There is a second important issue highlighted by the authors of the review — the scarcity of relevant information to answer their question “how well are back pain guidelines implemented?” The review focused on studies reporting actual clinical care because it was recorded in health care or insurance databases. A challenge for data collection systems, particularly in family practice and emergency departments, is how to ensure such records include all aspects of care. Prescription medicines, imaging requests, and referrals to other services tend to be routinely recorded, whereas the nature and detail of patient assessment, and the content of advice and information given, often go unrecorded. Absence of data may mean either care has not been delivered — or it has been delivered but not recorded. Thirty years after randomised controlled trials reassured patients that an average low back pain episode did not require a week in bed, [5, 10] there is no high-quality data on what primary care physicians have been advising about bed rest. [9]

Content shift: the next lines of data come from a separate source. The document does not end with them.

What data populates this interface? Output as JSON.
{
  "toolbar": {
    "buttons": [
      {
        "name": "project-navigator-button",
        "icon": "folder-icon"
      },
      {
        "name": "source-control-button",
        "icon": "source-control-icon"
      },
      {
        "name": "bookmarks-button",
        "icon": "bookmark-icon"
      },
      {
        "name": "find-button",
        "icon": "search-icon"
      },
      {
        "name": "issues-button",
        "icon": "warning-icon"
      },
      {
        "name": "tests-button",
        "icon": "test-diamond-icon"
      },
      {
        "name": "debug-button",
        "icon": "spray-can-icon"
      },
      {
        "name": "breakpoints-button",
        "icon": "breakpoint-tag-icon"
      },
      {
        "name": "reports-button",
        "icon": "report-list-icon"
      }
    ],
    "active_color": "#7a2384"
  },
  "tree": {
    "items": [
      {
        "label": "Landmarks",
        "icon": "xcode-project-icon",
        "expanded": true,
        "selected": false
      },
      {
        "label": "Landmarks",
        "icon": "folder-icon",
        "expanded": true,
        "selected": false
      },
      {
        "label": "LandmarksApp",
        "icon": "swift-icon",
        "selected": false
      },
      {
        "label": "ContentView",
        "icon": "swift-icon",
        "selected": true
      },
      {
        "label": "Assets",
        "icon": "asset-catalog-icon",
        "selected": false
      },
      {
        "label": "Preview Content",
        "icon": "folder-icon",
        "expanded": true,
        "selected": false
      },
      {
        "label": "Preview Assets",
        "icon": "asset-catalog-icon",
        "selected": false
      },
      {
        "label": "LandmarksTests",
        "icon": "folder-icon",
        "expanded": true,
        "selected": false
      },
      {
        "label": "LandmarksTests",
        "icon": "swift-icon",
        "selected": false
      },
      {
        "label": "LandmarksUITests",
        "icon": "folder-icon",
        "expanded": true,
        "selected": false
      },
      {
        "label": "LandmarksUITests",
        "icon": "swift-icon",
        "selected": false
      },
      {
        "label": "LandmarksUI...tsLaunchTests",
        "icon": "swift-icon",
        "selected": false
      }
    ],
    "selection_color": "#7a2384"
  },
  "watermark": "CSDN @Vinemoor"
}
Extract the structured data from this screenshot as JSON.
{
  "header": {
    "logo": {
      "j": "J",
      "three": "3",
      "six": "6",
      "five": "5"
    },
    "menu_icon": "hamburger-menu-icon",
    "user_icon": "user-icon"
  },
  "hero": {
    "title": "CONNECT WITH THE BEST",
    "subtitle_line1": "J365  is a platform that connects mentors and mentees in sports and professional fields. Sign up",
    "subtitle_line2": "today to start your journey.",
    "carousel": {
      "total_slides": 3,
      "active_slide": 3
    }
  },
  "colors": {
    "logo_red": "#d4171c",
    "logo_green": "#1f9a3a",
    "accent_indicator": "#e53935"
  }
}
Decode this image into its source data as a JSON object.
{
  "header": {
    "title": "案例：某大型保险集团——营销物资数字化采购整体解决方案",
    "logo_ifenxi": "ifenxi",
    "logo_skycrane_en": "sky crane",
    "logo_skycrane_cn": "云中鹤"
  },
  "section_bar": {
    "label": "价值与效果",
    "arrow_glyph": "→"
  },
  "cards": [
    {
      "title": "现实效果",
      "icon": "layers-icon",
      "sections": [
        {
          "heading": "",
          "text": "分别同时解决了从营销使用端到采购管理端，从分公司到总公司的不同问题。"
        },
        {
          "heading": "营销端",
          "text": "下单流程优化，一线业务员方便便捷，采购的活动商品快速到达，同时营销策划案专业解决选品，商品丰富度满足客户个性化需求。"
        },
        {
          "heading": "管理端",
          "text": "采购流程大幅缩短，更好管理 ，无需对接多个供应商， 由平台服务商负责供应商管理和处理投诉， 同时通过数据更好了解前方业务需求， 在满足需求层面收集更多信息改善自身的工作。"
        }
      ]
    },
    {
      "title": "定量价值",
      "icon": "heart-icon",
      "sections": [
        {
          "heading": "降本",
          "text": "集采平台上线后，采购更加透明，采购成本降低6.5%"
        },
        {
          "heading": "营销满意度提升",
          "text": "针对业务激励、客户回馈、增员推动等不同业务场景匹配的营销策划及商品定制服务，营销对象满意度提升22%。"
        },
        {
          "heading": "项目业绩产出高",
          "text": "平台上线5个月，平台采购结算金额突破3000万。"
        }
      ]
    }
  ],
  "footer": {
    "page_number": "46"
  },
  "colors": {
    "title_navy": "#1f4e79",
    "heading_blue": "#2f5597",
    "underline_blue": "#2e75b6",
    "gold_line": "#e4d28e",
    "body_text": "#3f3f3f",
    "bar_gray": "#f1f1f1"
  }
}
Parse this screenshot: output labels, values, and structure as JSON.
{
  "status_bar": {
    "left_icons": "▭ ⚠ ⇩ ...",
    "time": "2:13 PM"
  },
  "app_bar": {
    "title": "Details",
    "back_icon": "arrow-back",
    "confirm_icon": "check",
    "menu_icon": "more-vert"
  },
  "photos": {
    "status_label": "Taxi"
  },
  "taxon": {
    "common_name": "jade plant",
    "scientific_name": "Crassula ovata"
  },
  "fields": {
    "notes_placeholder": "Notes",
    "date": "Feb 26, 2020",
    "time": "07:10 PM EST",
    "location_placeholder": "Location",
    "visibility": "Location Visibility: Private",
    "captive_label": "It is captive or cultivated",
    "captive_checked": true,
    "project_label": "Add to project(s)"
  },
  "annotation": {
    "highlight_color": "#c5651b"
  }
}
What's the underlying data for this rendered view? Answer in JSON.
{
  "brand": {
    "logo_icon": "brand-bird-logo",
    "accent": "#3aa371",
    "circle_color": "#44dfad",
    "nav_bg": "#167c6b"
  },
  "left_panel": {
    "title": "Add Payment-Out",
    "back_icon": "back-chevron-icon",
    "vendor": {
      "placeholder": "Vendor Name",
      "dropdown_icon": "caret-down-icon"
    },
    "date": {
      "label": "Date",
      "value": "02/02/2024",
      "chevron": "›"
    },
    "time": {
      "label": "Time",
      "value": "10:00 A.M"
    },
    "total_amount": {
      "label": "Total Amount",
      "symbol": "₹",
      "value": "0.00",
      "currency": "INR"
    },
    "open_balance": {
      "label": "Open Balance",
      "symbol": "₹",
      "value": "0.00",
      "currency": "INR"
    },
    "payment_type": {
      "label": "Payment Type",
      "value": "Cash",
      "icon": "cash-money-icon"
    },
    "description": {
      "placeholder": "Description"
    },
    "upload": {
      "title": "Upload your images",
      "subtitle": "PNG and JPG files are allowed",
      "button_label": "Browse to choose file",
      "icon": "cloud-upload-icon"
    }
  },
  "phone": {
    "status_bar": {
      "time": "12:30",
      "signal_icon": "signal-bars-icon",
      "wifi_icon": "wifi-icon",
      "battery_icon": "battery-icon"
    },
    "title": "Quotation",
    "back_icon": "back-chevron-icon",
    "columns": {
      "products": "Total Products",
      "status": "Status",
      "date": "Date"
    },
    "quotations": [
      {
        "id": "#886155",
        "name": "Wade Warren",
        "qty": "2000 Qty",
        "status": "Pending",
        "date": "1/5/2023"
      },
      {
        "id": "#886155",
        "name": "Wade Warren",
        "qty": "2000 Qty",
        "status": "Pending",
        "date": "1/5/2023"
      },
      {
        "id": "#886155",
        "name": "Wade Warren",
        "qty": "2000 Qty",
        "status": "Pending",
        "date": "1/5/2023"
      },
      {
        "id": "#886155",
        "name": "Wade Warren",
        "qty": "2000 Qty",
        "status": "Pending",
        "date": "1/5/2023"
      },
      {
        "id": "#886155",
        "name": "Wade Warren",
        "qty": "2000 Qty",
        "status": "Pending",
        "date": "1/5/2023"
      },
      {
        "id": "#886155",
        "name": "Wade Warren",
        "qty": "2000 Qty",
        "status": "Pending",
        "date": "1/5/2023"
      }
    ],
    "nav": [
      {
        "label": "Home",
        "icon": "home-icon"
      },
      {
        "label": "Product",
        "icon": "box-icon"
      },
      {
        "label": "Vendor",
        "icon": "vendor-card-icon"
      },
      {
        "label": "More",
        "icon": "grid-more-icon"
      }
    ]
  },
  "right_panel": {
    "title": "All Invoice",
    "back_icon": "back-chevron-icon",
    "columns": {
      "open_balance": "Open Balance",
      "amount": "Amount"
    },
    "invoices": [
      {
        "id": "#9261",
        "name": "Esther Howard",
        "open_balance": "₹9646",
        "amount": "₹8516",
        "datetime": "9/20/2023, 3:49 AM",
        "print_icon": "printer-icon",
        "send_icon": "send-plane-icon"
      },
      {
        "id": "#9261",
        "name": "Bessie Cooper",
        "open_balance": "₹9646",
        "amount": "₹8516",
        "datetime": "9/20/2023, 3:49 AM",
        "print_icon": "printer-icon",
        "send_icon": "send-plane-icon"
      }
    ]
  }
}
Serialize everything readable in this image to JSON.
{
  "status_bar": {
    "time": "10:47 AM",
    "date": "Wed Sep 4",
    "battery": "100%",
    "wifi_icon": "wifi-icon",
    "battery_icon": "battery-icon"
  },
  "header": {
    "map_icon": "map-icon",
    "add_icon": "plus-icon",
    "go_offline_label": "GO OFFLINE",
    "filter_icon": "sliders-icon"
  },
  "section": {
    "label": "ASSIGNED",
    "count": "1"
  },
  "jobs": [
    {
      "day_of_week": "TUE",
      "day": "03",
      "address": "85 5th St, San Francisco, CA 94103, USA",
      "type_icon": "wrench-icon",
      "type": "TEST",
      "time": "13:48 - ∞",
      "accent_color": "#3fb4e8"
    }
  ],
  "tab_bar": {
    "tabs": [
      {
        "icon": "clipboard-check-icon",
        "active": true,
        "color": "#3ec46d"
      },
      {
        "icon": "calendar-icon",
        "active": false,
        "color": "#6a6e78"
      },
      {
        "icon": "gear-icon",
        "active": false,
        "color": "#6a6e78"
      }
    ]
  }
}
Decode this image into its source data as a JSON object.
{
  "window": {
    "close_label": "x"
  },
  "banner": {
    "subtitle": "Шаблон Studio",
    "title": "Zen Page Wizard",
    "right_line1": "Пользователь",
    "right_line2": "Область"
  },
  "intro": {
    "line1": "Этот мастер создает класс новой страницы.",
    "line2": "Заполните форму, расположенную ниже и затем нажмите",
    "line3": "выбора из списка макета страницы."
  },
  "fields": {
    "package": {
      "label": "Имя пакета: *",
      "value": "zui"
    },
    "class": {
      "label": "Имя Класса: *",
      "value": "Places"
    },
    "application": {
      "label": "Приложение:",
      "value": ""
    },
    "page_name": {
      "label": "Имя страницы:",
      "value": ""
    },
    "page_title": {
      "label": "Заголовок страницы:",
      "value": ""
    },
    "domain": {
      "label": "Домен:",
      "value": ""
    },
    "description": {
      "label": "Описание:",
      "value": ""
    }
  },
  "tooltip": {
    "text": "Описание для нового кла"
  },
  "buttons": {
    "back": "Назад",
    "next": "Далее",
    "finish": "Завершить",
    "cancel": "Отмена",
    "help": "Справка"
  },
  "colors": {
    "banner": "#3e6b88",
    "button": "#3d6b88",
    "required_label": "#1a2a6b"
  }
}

This absence of information about relevant areas of the primary care consultation should concern us as much as the size of the evidence-practice gap or how to close it. Having the right information will itself help change policy and training and behaviour about guideline treatments, for example, by easing the path to audit as a means to improve practice. The “finely grained” information the review calls for [9] (such as linking prescription records with the indications for prescribing) would address concerns that health care databases do not currently convey all the nuances of decision-making — not all imaging requests are wrong, not all opioid prescriptions are wrong-headed.

The authors of the review could find no high-quality studies using actual practice data from first-contact low back pain care in low- and middle-income countries (LMICs). This is of particular concern because LMIC populations are being exposed to technology and treatments for low back pain (such as opioids) that high-income countries have popularised and made profitable but that are often inappropriate and harmful. Low- and middle-income countries need appropriately strong systems to support delivery of high-value care, [13] including guideline-concordant approaches to low back pain prevention and care that align with local practices and cultures of health and wellbeing. [8] Achieving data collection systems and routine analysis to document low back care is a plausible investment target for LMIC populations such as Nepal that are digitally equipped even when geographically remote11 but will be hindered while pain research has no priority and remains focused on low-value items of care. [14]

It is a strange situation to contemplate. In an information-dominated world where people's purchasing actions are instantly known, retrievable, linked to other data, and acted upon, the [medical or “usual”] care that most people are receiving for the world's leading cause of long-term disability is not known because it is either not recorded or the data are not accessible or reported. The challenge to digital science and modern informatics is how to record and retrieve this information without overloading already busy clinicians or saturating patients with data collection. But, along with the challenges and the risks, there is the potential for new technology to change and improve delivery of health care globally for conditions such as back pain. [15]


The case revealed by Kamper et al. for having more accessible, better organised, well-resourced, easily collectable information about the daily content and outcomes of consultations for this most common of disabling pain conditions is clear. The international pain community, in collaboration with health care data scientists, should get behind it.


Conflict of interest statement

The authors have no conflicts of interest to declare.